Monsieur le Président, mon ami, mon maître


Aujourd’hui, en tirant les verrous oxydés de ma porte, je me suis isolé avec ma raison dans la prison mentale de mon esprit où j’ai allumé une bougie. Je m’enferme dans le noir, juste pour voir de quel côté tu vacilles et pour pleurer aussi. Pleurons ensemble, bougie ! Toi, tu pleures ton sang ciré et moi ma vie givrée. Et si le noir te fait si mal, sache qu’il est majorité. Alors, je t’en supplie, pleure autant que tu peux et vacille pour un semblant de vie, un semblant de mort aussi. Et surtout, je t’en prie, ne parlons pas d’amour ici. Il se passe des graves de l’autre côté de la vie. Alors, ne parlons ni d’amour ni celui d’aimer, car l’homme que je suis, malgré les atours, les habits tirés, le nom qui luit, est un tombeau ouvert, dans un désert de folie humaine.

J’ai essayé à maintes reprises de comprendre et d’expliquer, mais la chose est tellement confuse et grise que je confonds l’entrée d’une mosquée avec le parvis d’une église dont on me refuse l’accès, quoique non interdit. Et ce soir, je sens dans le noir à la lumière diffuse que ma bougie est éprise de ma solitude et de ma terrible nuit. Alors, seul avec le bois de mon âme, j’allume mon cœur qui m’inonde de l’intérieur de sa belle lumière que personne ne peut ni atteindre ni éteindre.

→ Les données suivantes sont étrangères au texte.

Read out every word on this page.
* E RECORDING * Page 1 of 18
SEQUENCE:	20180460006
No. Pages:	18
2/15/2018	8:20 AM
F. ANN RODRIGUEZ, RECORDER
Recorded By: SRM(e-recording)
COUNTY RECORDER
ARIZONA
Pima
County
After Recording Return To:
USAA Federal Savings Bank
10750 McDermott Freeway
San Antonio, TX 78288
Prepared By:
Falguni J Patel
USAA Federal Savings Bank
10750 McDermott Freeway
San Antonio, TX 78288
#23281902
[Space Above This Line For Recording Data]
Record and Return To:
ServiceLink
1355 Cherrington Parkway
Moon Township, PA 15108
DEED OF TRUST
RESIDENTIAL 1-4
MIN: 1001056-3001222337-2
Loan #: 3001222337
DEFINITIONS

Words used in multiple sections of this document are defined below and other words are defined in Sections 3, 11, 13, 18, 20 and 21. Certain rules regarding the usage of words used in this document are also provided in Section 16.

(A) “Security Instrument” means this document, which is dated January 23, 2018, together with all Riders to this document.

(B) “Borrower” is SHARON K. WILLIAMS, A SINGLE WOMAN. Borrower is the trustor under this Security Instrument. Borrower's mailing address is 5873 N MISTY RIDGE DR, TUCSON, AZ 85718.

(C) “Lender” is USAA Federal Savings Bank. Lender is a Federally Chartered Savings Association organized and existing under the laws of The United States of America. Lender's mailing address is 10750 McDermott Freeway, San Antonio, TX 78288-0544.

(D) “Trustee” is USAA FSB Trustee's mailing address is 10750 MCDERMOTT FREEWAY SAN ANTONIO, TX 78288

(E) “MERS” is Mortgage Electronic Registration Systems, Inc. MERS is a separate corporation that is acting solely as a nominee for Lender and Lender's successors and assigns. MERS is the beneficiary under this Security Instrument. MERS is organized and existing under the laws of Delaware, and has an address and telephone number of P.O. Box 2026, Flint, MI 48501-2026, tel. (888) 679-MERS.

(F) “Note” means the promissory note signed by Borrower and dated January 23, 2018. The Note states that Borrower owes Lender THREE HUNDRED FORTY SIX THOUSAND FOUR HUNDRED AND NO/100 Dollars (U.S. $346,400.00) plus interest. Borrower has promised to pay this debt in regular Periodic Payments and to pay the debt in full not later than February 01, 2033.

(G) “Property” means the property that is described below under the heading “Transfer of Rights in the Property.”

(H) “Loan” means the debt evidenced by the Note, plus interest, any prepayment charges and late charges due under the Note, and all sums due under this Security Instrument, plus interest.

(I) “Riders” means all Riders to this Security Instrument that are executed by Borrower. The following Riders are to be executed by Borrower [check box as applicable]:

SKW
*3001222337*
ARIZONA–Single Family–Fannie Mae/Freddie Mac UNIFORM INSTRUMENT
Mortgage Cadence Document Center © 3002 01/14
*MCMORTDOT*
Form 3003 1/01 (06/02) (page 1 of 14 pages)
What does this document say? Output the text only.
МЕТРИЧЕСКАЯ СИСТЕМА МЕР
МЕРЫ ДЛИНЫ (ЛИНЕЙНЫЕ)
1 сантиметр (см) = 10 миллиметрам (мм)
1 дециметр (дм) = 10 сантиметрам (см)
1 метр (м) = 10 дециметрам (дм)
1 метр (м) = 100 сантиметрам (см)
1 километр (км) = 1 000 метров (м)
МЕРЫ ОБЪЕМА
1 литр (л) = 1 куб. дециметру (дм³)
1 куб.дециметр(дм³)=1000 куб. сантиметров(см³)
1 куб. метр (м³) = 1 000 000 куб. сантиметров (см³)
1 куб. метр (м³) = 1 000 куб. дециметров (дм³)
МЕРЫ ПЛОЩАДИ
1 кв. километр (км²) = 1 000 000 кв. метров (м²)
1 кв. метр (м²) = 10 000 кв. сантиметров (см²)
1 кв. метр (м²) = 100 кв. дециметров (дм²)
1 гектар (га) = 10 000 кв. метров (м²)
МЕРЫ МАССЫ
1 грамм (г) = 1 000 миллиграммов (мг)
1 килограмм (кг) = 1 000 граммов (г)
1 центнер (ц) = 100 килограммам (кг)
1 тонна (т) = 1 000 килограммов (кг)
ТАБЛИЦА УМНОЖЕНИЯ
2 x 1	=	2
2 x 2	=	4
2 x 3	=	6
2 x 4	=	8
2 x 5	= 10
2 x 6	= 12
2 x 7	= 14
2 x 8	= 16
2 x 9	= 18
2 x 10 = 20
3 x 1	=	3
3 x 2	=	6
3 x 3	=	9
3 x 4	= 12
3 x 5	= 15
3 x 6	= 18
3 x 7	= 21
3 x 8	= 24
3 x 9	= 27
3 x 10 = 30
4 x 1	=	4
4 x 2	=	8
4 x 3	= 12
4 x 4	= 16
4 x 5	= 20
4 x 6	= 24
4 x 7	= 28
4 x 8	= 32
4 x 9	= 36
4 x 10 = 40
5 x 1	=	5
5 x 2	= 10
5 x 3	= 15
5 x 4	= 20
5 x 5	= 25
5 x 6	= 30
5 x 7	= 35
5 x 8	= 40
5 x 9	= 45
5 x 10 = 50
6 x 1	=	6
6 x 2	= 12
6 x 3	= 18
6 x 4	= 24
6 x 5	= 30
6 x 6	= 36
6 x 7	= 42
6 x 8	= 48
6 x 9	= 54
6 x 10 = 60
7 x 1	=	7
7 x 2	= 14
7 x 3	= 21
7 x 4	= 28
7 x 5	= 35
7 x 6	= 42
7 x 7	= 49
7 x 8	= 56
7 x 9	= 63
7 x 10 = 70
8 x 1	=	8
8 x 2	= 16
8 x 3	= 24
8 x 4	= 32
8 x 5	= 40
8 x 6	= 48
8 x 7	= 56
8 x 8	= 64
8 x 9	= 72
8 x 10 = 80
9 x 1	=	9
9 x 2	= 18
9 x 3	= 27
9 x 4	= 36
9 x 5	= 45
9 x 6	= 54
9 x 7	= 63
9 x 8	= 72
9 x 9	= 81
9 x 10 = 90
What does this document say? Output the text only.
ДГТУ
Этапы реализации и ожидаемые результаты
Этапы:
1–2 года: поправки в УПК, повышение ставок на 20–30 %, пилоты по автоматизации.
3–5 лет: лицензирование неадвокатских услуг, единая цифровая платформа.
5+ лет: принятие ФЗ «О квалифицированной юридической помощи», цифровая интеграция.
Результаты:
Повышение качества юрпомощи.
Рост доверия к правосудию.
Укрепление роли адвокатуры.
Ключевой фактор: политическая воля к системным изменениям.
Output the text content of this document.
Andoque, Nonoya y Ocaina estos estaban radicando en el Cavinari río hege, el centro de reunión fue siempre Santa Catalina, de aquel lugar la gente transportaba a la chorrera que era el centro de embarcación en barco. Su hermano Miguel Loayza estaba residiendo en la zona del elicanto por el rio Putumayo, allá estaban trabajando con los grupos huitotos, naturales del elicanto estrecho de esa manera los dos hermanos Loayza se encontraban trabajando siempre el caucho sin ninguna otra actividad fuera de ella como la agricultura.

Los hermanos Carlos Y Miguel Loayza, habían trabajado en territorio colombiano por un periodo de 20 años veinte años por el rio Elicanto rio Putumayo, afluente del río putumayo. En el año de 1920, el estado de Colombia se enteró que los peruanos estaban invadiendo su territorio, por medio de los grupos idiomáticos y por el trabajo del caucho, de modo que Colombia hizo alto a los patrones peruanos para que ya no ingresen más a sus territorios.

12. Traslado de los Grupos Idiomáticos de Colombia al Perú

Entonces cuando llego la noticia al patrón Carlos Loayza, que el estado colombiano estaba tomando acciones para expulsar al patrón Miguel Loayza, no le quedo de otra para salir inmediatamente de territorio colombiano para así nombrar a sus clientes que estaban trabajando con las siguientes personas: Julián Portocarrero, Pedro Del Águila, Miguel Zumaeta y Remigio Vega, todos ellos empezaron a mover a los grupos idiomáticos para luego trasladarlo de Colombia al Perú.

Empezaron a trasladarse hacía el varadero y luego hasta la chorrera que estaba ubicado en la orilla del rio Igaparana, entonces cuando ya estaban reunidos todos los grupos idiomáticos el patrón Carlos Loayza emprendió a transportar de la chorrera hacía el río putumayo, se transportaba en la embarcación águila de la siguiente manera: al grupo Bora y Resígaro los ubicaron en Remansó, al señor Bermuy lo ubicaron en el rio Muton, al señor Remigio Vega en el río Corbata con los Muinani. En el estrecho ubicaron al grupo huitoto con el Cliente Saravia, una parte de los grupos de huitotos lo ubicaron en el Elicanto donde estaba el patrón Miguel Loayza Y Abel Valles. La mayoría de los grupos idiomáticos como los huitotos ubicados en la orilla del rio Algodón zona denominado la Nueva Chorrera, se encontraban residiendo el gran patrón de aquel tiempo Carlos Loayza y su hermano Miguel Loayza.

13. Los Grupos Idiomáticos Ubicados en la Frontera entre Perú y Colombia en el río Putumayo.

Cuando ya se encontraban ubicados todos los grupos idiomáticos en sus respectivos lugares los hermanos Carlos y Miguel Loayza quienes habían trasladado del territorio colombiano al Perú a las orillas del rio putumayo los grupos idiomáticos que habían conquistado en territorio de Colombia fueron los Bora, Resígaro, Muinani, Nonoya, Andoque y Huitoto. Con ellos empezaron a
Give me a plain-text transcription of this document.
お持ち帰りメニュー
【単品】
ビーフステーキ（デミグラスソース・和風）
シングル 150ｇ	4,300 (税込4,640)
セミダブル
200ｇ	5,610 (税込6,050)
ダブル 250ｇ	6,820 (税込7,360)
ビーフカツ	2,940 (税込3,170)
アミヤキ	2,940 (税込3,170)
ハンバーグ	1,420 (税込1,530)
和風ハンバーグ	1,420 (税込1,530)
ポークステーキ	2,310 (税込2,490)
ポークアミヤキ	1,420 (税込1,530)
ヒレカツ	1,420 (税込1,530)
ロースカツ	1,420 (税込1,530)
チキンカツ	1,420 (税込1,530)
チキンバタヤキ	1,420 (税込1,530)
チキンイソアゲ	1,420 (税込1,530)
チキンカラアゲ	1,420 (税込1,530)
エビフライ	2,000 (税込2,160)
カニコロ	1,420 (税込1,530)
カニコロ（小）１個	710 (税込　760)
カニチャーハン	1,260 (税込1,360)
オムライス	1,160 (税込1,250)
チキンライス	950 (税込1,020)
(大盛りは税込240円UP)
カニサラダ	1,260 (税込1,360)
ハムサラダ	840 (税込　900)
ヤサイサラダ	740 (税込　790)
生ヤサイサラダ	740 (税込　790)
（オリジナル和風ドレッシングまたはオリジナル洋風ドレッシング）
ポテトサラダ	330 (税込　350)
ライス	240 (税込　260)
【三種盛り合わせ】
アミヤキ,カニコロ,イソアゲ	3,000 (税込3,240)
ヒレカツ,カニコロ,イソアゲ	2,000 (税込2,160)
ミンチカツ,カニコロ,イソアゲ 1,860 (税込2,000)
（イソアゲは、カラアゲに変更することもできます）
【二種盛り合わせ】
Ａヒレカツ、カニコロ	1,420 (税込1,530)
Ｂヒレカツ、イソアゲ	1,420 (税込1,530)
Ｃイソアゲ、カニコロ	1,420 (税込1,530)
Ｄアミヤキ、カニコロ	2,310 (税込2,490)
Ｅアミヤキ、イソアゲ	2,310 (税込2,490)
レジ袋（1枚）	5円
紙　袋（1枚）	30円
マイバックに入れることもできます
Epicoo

Je conserve à l’ombre de mes mots orphelins la lettre aurifère de ton image entière et les espoirs prometteurs de notre seul et unique destin. Monsieur le Président qui est le mien, je vous offre mes pleurs pour faire ensemble un bout de chemin. Monsieur le Président qui est le mien, ces vauriens qui vous entourent ne sont que des vautours au pourtour d’Algériens. Monsieur le Président qui est le mien, ces loups usurpant votre nom et votre fonction sont des sauriens au verbe lâche et des reptiles à la perfidie volubile.

Monsieur le Président, mon ami, mon maître, vous m’avez vu naître sous ce drapeau pour lequel nous avons dû nous battre et combattre avec le sang de nos parents. Mon auguste Président, je vous fais une lettre et mon dernier testament pour dénoncer tous les traîtres à commencer par le gouvernement. Je vous ai dit un jour, alors que le feu crépitait au milieu des nôtres qui s’entretuaient au service des autres, que nous sommes minés en dedans. Mon Président, mon maître, je vous fais le serment d’un authentique Algérien, aussi véritable que cette géographie algérienne et ce sang noble qui coule dans nos ruisseaux aussi bleus que nos veines. Oui, mon Président ! Au nom de Dieu qui nous prête la vie, au nom de l’amour qui nous unit, j’écris votre nom, en lettres d’or, sur le front de l’enfant à naître.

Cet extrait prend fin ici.